As we remember the roughly 2,400 persons killed in the Japanese attack at Pearl Harbor—the worst one-day loss of American lives prior to Sept. 11th of this year—recently declassified U.S. military documents authored more than 60 years ago compel us to revisit some troubling questions.

At issue is American knowledge of Japanese military plans to attack Hawaii prior to Dec. 7, 1941. The first question is whether President Franklin D. Roosevelt and his top military chieftains provoked Japan into an “overt act of war.” The second question is whether Japan’s military plans were obtained in advance by the U.S. but concealed from the Hawaiian military commanders, Admiral Husband E. Kimmel and Lieutenant General Walter Short. Both Kimmel and Short were relieved of their commands, blamed for failing to ward off the attack, and demoted in rank after the Japanese raid.

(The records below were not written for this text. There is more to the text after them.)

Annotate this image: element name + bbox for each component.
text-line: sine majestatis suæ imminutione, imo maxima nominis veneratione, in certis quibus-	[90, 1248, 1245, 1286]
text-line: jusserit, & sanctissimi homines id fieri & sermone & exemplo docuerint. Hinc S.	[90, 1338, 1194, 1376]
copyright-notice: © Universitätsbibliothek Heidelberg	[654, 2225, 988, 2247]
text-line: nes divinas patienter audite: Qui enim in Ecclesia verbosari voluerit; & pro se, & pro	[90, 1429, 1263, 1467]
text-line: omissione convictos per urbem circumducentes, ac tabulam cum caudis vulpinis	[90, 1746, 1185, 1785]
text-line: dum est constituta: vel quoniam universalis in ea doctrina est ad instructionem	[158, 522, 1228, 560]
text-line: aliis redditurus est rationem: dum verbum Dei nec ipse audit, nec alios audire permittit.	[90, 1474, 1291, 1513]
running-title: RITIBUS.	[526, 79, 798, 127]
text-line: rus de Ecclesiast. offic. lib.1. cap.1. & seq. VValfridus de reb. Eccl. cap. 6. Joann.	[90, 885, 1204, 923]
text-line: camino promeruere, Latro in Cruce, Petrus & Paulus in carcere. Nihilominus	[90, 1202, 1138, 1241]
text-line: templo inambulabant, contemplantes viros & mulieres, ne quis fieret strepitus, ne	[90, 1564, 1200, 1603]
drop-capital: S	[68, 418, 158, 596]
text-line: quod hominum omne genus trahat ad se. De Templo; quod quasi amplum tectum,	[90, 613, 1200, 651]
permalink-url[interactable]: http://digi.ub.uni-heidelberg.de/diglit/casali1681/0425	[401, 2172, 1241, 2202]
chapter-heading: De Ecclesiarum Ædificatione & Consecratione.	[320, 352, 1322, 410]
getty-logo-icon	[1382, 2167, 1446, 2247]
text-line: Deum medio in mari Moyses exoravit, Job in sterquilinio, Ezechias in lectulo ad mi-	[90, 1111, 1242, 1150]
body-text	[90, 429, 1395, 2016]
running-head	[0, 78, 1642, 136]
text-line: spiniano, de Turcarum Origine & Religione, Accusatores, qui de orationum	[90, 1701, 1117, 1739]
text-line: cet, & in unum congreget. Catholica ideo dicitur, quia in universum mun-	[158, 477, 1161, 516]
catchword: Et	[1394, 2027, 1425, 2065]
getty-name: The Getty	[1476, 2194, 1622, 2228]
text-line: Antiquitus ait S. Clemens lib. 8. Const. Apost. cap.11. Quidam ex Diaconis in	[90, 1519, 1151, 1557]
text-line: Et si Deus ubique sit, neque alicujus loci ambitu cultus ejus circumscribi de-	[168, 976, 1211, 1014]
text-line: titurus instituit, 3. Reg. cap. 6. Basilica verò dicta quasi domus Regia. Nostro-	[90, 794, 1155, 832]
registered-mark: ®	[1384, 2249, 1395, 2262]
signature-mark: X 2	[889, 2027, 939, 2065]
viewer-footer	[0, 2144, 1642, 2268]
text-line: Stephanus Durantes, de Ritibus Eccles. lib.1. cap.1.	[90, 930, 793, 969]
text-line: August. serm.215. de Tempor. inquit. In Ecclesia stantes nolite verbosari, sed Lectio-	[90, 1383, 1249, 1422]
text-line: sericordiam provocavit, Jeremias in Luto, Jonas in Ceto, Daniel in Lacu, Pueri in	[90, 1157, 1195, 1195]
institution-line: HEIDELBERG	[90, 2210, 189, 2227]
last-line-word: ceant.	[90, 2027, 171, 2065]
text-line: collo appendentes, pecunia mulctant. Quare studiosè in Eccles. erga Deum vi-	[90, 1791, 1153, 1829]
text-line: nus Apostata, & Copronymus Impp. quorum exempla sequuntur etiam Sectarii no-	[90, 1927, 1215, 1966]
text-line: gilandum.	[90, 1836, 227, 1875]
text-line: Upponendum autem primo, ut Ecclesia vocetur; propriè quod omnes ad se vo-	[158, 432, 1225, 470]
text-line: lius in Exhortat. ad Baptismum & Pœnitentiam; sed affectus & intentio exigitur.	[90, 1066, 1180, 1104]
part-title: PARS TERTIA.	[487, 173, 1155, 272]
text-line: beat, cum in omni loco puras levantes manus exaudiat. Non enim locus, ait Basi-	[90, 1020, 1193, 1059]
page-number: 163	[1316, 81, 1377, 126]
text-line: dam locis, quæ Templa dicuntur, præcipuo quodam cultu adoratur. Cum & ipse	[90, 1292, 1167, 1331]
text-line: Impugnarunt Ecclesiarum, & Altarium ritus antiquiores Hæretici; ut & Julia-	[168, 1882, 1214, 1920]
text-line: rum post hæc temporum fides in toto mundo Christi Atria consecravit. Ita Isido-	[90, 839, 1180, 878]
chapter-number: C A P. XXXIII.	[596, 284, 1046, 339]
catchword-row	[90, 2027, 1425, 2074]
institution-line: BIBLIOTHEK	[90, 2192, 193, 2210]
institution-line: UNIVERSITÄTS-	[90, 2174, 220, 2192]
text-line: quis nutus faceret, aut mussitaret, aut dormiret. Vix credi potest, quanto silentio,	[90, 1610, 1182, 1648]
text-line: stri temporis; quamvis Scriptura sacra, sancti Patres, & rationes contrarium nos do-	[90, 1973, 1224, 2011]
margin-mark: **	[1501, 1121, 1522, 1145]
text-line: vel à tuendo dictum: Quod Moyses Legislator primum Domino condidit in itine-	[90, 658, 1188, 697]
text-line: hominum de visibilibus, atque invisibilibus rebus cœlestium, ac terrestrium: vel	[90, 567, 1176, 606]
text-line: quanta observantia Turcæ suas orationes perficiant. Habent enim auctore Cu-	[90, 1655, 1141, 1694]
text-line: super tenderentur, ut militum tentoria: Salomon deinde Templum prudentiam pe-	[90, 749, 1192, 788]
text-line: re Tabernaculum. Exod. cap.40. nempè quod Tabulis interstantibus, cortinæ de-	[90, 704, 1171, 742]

The latter question was answered in the affirmative last year on October 30, 2000, when President Bill Clinton signed a defense appropriations bill containing congressional findings that both Kimmel and Short were denied crucial military intelligence.

However, despite the numerous pardons he issued shortly before leaving office, President Clinton deferred to the Pentagon’s long-standing policy against posthumously restoring the commanders to their 1941 ranks. Nonetheless, the congressional findings should be widely seen as an exoneration of years of blame assigned to Kimmel and Short.

But the other important question remains, looming ever larger in the inevitable comparisons made between Dec. 7, 1941 and Sept. 11th: Does the blame for the Pearl Harbor disaster revert to President Roosevelt?

Before Walt Disney Studios released the movie “Pearl Harbor” earlier this year, the film’s producer, Jerry Bruckheimer, commented on claims of FDR’s foreknowledge by saying “That’s all b___s___.”

Yet Roosevelt believed that provoking Japan into an attack was the only option he had to overcome the powerful America First non-interventionist movement. Though Germany had conquered most of Europe, and her U-Boats were sinking American ships in the Atlantic Ocean, Americans wanted nothing to do with “Europe’s War.”

However, Germany made a strategic error. She, along with her Axis partner, Italy, signed the mutual assistance treaty with Japan, the Tripartite Pact, on September 27, 1940. Ten days later, Lieutenant Commander Arthur McCollum, a U.S. Naval officer in the Office of Naval Intelligence, saw an opportunity to counter the U.S. anti-war movement by provoking Japan into a state of war with the U.S., and triggering the mutual assistance provisions of the Tripartite Pact.

Memorialized in a secret memo dated October 7, 1940, McCollum’s proposal called for eight provocations aimed at Japan.

President Roosevelt acted swiftly, and throughout 1941, implemented the remaining seven provocations.

The island nation’s militarists used the provocations to seize control of Japan and organize their military forces for war against the U.S., Great Britain, and the Netherlands. During the next 11 months, the White House followed the Japanese war plans through the intercepted and decoded diplomatic and military communications intelligence.

At least 1,000 Japanese radio messages per day were intercepted by monitoring stations operated by the U.S. and her Allies, and the message contents were summarized for the White House. The intercept summaries from Station CAST on Corregidor Island were current—contrary to the assertions of some who claim that the messages were not decoded and translated until years later—and they were clear: Pearl Harbor would be attacked on December 7, 1941, by Japanese forces advancing through the Central and North Pacific Oceans.

As I explained to a policy forum audience at The Independent Institute in Oakland, California—which was telecast nationwide by C-SPAN on July 4th last year—my research shows that not only were Kimmel and Short cut off from the Japanese communications intelligence pipeline, so were the American people. The coverup lasted for nearly 59 years.